People say CPU benchmarks are meaningless (what does even 10-15% better mean in practice?) but LLM benchmarks are even more of a mystery. The same LLM will produce a novel output everytime you given it the exakt same prompt.

deivid|1 year ago

Are there any "good" OCR models that run in restricted/small environments? I'm thinking about local models for phone-sized CPUs

Obviously these models would have lower accuracy, but running at all would be nice.

echelon|1 year ago

Are there any benchmarks (speed, accuracy, etc.) for non-OCR use cases?
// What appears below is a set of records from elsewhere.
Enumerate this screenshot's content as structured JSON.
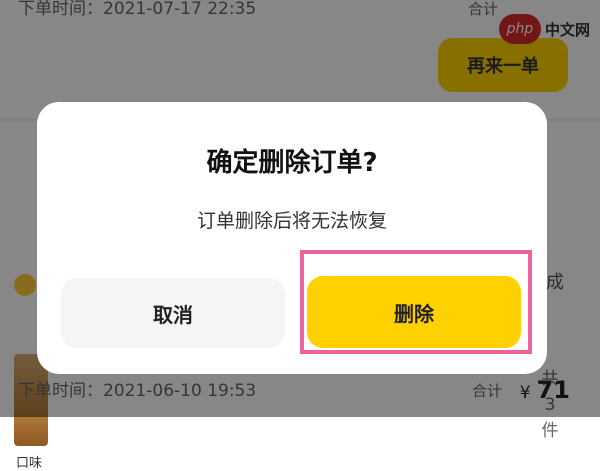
{
  "background": {
    "top_order": {
      "time": "下单时间：2021-07-17 22:35",
      "total_label": "合计",
      "reorder_label": "再来一单"
    },
    "bottom_order": {
      "status": "已完成",
      "thumb_label": "口味",
      "item_count": "共3件",
      "time": "下单时间：2021-06-10 19:53",
      "total_label": "合计",
      "currency": "¥",
      "amount": "71"
    },
    "watermark": {
      "logo": "php",
      "text": "中文网"
    }
  },
  "dialog": {
    "title": "确定删除订单?",
    "message": "订单删除后将无法恢复",
    "cancel_label": "取消",
    "delete_label": "删除"
  },
  "colors": {
    "accent": "#ffd100",
    "highlight": "#e8649a",
    "overlay": "rgba(0,0,0,0.47)"
  }
}
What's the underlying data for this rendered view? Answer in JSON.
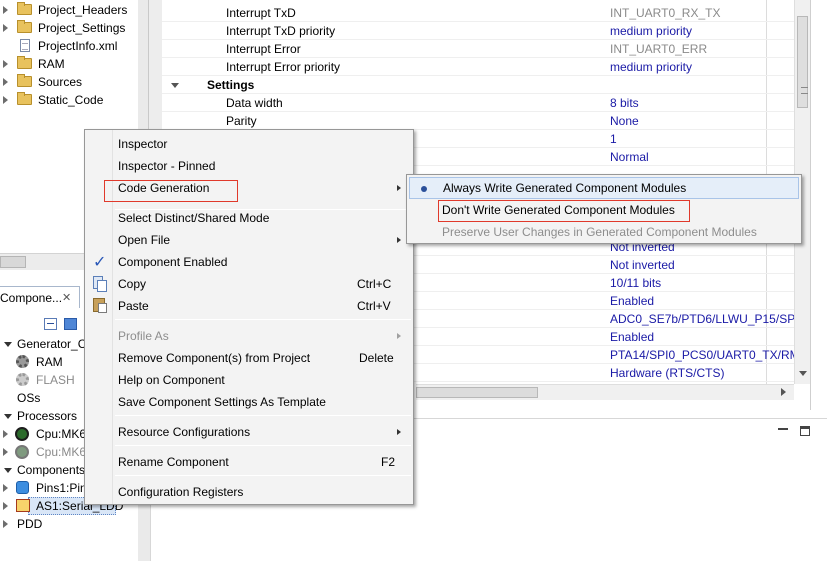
{
  "project_tree": {
    "items": [
      {
        "label": "Project_Headers",
        "icon": "folder-icon"
      },
      {
        "label": "Project_Settings",
        "icon": "folder-icon"
      },
      {
        "label": "ProjectInfo.xml",
        "icon": "file-icon"
      },
      {
        "label": "RAM",
        "icon": "folder-icon"
      },
      {
        "label": "Sources",
        "icon": "folder-icon"
      },
      {
        "label": "Static_Code",
        "icon": "folder-icon"
      }
    ]
  },
  "components_panel": {
    "tab_label": "Compone...",
    "close_glyph": "✕",
    "items": [
      {
        "label": "Generator_C"
      },
      {
        "label": "RAM"
      },
      {
        "label": "FLASH"
      },
      {
        "label": "OSs"
      },
      {
        "label": "Processors"
      },
      {
        "label": "Cpu:MK6"
      },
      {
        "label": "Cpu:MK6"
      },
      {
        "label": "Components"
      },
      {
        "label": "Pins1:Pin"
      },
      {
        "label": "AS1:Serial_LDD"
      },
      {
        "label": "PDD"
      }
    ]
  },
  "properties": {
    "rows": [
      {
        "name": "Interrupt TxD",
        "value": "INT_UART0_RX_TX",
        "value_state": "gray"
      },
      {
        "name": "Interrupt TxD priority",
        "value": "medium priority",
        "value_state": "normal"
      },
      {
        "name": "Interrupt Error",
        "value": "INT_UART0_ERR",
        "value_state": "gray"
      },
      {
        "name": "Interrupt Error priority",
        "value": "medium priority",
        "value_state": "normal"
      },
      {
        "name": "Settings",
        "value": "",
        "value_state": "section"
      },
      {
        "name": "Data width",
        "value": "8 bits",
        "value_state": "normal"
      },
      {
        "name": "Parity",
        "value": "None",
        "value_state": "normal"
      },
      {
        "name": "",
        "value": "1",
        "value_state": "normal"
      },
      {
        "name": "",
        "value": "Normal",
        "value_state": "normal"
      },
      {
        "name": "",
        "value": "Not inverted",
        "value_state": "normal"
      },
      {
        "name": "",
        "value": "Not inverted",
        "value_state": "normal"
      },
      {
        "name": "",
        "value": "10/11 bits",
        "value_state": "normal"
      },
      {
        "name": "",
        "value": "Enabled",
        "value_state": "normal"
      },
      {
        "name": "",
        "value": "ADC0_SE7b/PTD6/LLWU_P15/SPI0.",
        "value_state": "normal"
      },
      {
        "name": "",
        "value": "Enabled",
        "value_state": "normal"
      },
      {
        "name": "",
        "value": "PTA14/SPI0_PCS0/UART0_TX/RMII",
        "value_state": "normal"
      },
      {
        "name": "",
        "value": "Hardware (RTS/CTS)",
        "value_state": "normal"
      }
    ]
  },
  "context_menu": {
    "items": [
      {
        "label": "Inspector",
        "shortcut": "",
        "submenu": false,
        "disabled": false
      },
      {
        "label": "Inspector - Pinned",
        "shortcut": "",
        "submenu": false,
        "disabled": false
      },
      {
        "label": "Code Generation",
        "shortcut": "",
        "submenu": true,
        "disabled": false
      },
      {
        "label": "Select Distinct/Shared Mode",
        "shortcut": "",
        "submenu": false,
        "disabled": false
      },
      {
        "label": "Open File",
        "shortcut": "",
        "submenu": true,
        "disabled": false
      },
      {
        "label": "Component Enabled",
        "shortcut": "",
        "submenu": false,
        "disabled": false,
        "checked": true
      },
      {
        "label": "Copy",
        "shortcut": "Ctrl+C",
        "submenu": false,
        "disabled": false
      },
      {
        "label": "Paste",
        "shortcut": "Ctrl+V",
        "submenu": false,
        "disabled": false
      },
      {
        "label": "Profile As",
        "shortcut": "",
        "submenu": true,
        "disabled": true
      },
      {
        "label": "Remove Component(s) from Project",
        "shortcut": "Delete",
        "submenu": false,
        "disabled": false
      },
      {
        "label": "Help on Component",
        "shortcut": "",
        "submenu": false,
        "disabled": false
      },
      {
        "label": "Save Component Settings As Template",
        "shortcut": "",
        "submenu": false,
        "disabled": false
      },
      {
        "label": "Resource Configurations",
        "shortcut": "",
        "submenu": true,
        "disabled": false
      },
      {
        "label": "Rename Component",
        "shortcut": "F2",
        "submenu": false,
        "disabled": false
      },
      {
        "label": "Configuration Registers",
        "shortcut": "",
        "submenu": false,
        "disabled": false
      }
    ]
  },
  "code_generation_submenu": {
    "items": [
      {
        "label": "Always Write Generated Component Modules",
        "selected": true,
        "disabled": false
      },
      {
        "label": "Don't Write Generated Component Modules",
        "selected": false,
        "disabled": false
      },
      {
        "label": "Preserve User Changes in Generated Component Modules",
        "selected": false,
        "disabled": true
      }
    ]
  },
  "colors": {
    "value_text": "#1a1aa6",
    "highlight_box": "#e0392b",
    "menu_background": "#f3f3f3"
  }
}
I want to label images and videos, but don't really care about text.

croes|1 year ago

Does everyone also need huge data centers at lots of energy?

belter|1 year ago

Gemini is so bad I gladly cancelled my paid account. But hey, maybe AI and 50B dollars is what was needed to get a better OCR...

bobjordan|1 year ago

Really? This surprises me because I use open-AI pro for $200 per month and I still fall back to using my Gemini $20 per month account a lot these days, I like the new 2.0 experimental speed and how it defaults to diving into producing usable code, immediately. Whereas, my open ai pro mode will spend a few minutes to give me an initial answer that beats around the bush at a much higher level to start. So, my workflow has evolved to using Gemini to iterate my initial thinking and frame out requirements and first draft code. Then, when I get about 2,000 - 3,000 lines for a detailed initial pro mode prompt, I send that to open ai pro mode and then it shines. But, I really like starting with the Gemini 2.0 model first. The main thing I dislike about Gemini is I often need to tell it “please continue” when it reaches its output limit. But it nearly always just picks up right where it left off and continues its output. This is critical in using Gemini.

casey2|1 year ago

It's not surprising that google has such a huge mote with their highly illegal and unethical activity of scanning and digitizing billions of pages of copyrighted work to train their models. Oh wait, google books search was fair use. I got it confused with LLMs.

Terretta|1 year ago

> It's not surprising that google has such a huge mote with their highly illegal and unethical activity of scanning and digitizing billions of pages of copyrighted work to train their models.

Excellent Freudian slip (proverb allusion suggesting Google has a blind spot, while discussing OCR).